Dass sich die Grünen dabei eher nicht mit ihrer Kernklientel im Naturschutz einig sind, zeigt auch der Blick auf den Landesbund für Vogelschutz. Es gebe „große Bedenken“, dass in der schon stark versiegelten Stadt noch mehr Druck auf unbebaute Flächen entstehe, sagte der Münchner Geschäftsführer Heinz Sedlmeier. Dass der Stadtrat am Tag, als er die Bewerbung beschloss, ein Landschaftsschutzgebiet nahe dem geplanten olympischen Dorf abgelehnt hat, habe „das Vertrauen untergraben“, dass der Umweltschutz ausreichend beachtet werde.

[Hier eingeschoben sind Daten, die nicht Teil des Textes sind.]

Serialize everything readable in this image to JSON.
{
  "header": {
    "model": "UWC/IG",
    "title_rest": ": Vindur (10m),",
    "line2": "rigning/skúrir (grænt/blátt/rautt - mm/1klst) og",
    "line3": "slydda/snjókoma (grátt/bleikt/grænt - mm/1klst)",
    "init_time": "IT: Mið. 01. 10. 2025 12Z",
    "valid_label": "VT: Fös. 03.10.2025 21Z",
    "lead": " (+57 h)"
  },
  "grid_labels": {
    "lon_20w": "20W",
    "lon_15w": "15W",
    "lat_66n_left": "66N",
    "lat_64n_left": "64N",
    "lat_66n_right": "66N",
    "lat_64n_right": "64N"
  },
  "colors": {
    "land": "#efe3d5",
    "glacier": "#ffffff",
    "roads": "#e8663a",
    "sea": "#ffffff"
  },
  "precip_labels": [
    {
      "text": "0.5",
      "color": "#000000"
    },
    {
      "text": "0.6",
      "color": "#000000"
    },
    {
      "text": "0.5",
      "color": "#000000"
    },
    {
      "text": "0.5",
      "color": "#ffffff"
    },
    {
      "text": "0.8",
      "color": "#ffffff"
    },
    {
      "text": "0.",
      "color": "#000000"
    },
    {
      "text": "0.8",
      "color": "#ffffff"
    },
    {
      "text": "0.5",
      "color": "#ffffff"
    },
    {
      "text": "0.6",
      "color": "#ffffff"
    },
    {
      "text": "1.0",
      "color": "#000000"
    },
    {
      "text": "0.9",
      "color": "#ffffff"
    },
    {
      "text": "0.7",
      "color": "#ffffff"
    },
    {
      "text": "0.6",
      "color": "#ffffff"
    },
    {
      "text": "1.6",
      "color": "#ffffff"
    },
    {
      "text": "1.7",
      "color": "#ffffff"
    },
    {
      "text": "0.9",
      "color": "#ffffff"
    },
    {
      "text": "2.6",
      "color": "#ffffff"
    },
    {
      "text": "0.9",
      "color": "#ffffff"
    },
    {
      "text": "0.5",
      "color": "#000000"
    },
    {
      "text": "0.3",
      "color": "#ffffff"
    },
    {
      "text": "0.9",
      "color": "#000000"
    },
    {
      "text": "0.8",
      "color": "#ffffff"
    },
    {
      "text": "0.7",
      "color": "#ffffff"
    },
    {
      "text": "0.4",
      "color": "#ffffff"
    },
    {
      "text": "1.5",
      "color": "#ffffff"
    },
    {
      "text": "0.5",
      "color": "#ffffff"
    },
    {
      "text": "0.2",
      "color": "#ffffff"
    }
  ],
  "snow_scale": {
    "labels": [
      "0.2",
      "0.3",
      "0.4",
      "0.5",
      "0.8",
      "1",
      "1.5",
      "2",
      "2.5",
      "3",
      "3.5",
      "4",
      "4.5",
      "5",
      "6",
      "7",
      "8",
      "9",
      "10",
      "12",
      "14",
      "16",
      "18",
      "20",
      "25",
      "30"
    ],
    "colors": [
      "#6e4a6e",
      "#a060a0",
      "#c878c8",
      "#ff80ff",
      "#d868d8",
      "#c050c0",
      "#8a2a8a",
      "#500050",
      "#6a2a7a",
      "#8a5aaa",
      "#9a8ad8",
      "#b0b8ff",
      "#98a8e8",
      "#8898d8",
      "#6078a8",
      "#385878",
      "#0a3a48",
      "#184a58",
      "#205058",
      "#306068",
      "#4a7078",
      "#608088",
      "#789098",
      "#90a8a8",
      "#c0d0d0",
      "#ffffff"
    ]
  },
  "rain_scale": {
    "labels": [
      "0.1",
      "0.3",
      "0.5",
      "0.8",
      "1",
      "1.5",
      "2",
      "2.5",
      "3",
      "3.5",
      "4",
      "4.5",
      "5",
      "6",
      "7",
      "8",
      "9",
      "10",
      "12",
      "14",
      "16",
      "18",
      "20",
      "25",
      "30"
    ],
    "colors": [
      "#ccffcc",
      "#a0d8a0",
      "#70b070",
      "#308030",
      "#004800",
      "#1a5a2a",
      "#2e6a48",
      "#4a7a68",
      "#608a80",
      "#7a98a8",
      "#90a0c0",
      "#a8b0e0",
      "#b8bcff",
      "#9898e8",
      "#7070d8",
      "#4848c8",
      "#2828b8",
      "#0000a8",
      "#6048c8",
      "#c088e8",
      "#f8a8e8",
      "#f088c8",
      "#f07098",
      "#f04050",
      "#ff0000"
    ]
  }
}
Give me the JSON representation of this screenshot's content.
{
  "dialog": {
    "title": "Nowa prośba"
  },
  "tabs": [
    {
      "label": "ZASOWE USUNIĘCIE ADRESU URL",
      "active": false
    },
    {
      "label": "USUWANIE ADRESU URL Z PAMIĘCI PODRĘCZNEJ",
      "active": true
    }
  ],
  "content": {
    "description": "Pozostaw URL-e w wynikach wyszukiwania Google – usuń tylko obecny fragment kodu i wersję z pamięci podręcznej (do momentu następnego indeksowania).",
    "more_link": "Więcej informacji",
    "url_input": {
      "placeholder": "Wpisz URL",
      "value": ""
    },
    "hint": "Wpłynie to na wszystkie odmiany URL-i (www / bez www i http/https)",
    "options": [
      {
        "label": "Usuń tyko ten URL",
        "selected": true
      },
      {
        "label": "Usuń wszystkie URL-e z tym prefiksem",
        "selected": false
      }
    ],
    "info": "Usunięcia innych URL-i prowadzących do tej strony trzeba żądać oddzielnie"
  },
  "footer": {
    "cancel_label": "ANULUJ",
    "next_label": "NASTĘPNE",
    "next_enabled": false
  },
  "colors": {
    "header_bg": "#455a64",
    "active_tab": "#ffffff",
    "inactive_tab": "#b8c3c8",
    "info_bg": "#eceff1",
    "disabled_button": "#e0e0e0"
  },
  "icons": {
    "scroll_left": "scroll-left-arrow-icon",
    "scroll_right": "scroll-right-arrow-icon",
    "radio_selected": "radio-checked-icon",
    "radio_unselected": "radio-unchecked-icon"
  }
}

Deutlich „entspannter“ als bei Winterspielen sieht dagegen der Deutsche Alpenverein (DAV) die Pläne für Sommerspiele, sagte Wolfgang Wabel, verantwortlich für Berg- und Leistungssport. Bei den Winterspielen hatte sich der DAV als anerkannter Umweltverband wegen der Eingriffe in den Alpenraum noch kritisch positioniert. Diesmal dürfte das Engagement als Sportverband im Vordergrund stehen, Klettern ist olympische Disziplin. In dieser Eigenschaft kann der DAV die Münchner Bewerbung wohl schon am 4. Juni prüfen. Dann solle das Konzept als erstes der deutschen Bewerber dem Deutschen Olympischen Sportbund präsentiert werden, sagt Wabel.